On the other hand, political indifference is the foremost reason why people choose not to vote. While this sentiment could stem from their disappointment with the government, the urban middle and upper class’s non-dependence on the state could be another factor fueling this trend.
With more and more people shifting to other cities for better education, job opportunities and marriage, domestic migration has come to become an important issue. Largely made up of married women and youngsters, this segment is most prone to be excluded from the election process, often due to tedious registration process or lack of awareness about voting rights.
According to official data, 280 million registered voters did not cast their vote in 2014 elections. That’s one-third of the 834 million people who were eligible to vote at that time
While disinterest in politics could also be a reason for this huge non-participation, the impact of the above-mentioned factors cannot be ruled out either.
More options, more votes!
With both urbanization and political awareness at its peak, the demand for a more inclusive election process is fast gaining ground. According to the Piplsay survey, a majority of respondents seem to favor both compulsory and online voting for increased people participation. Similarly, for migrant voters, extending privileges like the postal ballot, so far limited to only members of the armed forces and overseas government officials, seem to be the most favored option.

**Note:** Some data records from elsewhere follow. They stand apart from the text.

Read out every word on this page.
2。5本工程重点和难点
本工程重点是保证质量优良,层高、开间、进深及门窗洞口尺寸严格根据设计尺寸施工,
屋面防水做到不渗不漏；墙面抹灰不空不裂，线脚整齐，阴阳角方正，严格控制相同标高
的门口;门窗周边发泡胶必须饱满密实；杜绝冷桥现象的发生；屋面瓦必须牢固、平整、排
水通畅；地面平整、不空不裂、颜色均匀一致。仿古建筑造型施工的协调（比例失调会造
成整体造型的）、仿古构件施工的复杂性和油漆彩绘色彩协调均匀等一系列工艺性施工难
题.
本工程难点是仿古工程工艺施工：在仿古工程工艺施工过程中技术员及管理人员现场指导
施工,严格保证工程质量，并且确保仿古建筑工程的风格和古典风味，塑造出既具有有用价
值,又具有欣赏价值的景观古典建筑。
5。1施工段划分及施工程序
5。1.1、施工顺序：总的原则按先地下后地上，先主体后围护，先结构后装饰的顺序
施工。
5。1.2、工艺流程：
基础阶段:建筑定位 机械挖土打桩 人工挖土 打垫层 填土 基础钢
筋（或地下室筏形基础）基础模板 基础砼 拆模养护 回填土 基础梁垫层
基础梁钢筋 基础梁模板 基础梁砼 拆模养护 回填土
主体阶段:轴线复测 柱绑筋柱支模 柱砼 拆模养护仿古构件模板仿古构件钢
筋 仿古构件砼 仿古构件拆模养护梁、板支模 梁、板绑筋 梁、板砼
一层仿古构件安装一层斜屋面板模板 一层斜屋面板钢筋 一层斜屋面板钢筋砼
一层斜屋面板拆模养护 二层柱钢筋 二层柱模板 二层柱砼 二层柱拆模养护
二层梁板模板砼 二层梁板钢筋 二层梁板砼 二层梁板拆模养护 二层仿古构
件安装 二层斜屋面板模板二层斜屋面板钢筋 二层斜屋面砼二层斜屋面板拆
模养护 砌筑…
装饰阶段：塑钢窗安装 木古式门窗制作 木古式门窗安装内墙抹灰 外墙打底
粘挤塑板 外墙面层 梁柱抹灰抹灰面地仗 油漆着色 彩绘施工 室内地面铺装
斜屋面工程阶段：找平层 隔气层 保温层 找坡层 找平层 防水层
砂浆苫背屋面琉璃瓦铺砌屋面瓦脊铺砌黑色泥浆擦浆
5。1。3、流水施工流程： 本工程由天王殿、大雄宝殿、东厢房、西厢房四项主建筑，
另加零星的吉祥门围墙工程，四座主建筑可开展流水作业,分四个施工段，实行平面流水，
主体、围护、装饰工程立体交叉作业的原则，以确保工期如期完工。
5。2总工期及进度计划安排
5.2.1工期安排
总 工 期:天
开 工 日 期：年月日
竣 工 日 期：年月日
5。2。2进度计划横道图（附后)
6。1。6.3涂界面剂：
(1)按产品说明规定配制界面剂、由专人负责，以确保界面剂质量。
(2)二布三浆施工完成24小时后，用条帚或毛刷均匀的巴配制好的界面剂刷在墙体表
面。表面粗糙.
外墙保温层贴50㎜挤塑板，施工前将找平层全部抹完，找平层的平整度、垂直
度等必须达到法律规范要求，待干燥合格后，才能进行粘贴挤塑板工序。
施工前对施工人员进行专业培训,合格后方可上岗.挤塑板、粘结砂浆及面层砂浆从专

Though the Election Commission has for long dismissed these voting methods for logistical and security reasons, people nonetheless continue to push for change, as clearly revealed by the Piplsay survey. The issue is only set to gather more momentum with the government’s latest decision to allow 3.1 million NRI’s to participate in Indian elections through proxy voting.
Will they, Won’t they?
Given the current political discourse and its ramifications, 2019 can easily be called the mother of all elections. With a record 900 million voters eligible to vote for over 2200 odd political parties, it will surely be a contest like no other.
But will Indian voters come out in large numbers or will they choose to remain indifferent? That an interesting question whose answer is hard to predict. For the only thing predictable about Indian elections is that they are unpredictable.